Detecting network states in white noise

Nonstationarity of neural dynamics is a ubiquitous property that is crucial to understanding many key phenomena of both healthy and diseased brain function, including circadian rhythms, dynamics of epileptic activity as well as cognitive processing. Detecting switching of brain states has recently become of growing interest in the human brain neuroimaging community. However, from the data analysis/modelling perspective the task is quite challenging, and competing approaches exist [1]. One widely adopted approach is the use of clustering methods in the temporal domain to detect temporally contiguous clusters of time points with a similar structure of some instantaneous property - e.g. neural activity or functional connectivity profile. While this approach may in principle help to explore the switching structure of brain dynamics, it comes with technical challenges related the presence of noise in both the dynamics and measurements. In particular, as we documented in a recent study [2], comparison of the results with an appropriate null hypothesis is necessary to avoid spurious detection of nonstationarity markers such as switching of neural network states.
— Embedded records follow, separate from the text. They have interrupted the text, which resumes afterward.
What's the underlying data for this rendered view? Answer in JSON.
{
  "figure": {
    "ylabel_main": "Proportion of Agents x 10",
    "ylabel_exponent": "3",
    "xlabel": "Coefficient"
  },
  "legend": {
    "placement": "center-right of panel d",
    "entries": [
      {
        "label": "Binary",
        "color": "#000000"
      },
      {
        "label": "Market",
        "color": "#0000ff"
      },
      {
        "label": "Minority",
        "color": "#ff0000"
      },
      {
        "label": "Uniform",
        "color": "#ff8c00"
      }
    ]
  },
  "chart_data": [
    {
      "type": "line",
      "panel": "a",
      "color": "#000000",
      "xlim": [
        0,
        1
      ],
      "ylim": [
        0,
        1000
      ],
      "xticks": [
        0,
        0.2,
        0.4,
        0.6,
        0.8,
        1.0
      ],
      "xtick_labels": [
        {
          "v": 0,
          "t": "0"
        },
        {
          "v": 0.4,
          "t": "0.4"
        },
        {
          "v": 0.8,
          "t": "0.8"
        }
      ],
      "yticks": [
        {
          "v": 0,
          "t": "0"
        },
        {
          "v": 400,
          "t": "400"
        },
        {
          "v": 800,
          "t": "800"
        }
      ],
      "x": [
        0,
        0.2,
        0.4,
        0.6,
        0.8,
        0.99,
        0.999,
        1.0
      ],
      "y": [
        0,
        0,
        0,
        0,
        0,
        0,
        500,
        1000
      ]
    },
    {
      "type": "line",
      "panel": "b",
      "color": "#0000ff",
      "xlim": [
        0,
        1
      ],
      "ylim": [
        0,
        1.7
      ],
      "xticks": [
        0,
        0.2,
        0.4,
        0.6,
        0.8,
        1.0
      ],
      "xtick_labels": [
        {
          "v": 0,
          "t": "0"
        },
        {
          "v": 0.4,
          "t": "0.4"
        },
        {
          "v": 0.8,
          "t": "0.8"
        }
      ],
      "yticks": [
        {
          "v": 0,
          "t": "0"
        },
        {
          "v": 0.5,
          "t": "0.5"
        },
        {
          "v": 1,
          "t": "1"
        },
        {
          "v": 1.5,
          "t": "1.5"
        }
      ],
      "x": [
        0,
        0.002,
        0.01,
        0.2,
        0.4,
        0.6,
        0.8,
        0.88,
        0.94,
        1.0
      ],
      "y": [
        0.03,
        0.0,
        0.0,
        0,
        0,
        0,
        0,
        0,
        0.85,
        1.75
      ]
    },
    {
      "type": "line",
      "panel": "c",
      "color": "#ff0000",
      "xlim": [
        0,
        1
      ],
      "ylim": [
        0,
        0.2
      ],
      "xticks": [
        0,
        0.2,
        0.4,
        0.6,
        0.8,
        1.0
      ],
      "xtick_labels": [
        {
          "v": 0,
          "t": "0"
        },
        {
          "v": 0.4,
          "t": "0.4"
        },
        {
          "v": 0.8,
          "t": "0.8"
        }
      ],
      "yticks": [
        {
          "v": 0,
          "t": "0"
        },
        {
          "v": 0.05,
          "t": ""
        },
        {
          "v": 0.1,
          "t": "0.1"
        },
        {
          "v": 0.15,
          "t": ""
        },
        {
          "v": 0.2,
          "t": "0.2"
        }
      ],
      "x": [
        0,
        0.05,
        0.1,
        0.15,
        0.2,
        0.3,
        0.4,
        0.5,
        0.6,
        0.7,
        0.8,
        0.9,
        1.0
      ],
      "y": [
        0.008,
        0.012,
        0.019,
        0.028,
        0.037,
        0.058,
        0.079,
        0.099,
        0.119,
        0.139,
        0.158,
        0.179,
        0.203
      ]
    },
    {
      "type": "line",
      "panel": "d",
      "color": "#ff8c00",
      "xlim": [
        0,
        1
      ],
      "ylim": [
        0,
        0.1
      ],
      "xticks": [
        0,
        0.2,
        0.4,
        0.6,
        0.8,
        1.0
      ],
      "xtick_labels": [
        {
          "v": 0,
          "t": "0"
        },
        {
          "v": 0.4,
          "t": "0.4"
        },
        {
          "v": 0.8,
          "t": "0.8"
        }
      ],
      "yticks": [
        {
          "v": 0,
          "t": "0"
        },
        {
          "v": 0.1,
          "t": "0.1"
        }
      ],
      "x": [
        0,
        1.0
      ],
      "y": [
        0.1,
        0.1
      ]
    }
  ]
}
We document this danger by applying an example analysis pipeline used in [3] to simulated EEG datasets. The simulated data are generated as realizations of temporally white noise process (either spatially uncorrelated or spatially correlated in a pattern corresponding to real EEG data). In each case, one hundred realizations of a 5 seconds long epoch of N = 20 'electrodes' (each of 2500 time points corresponding to 2ms sampling rate). A k-means clustering algorithm with k = 2 to 10 is applied to cluster the instantaneous synchronization likelihood matrix estimates with parameters as in [3]. The key observation stable across all setting is that the applied typical network switching analysis pipeline leads to spurious discovery of a multitude of network states in the stationary process realizations, with dominant state duration timescales of several tens to hundreds milliseconds qualitatively similar to the original results reported in [3]. These results suggest that observations of network switching should be always cautiously interpreted and tested against appropriate null models.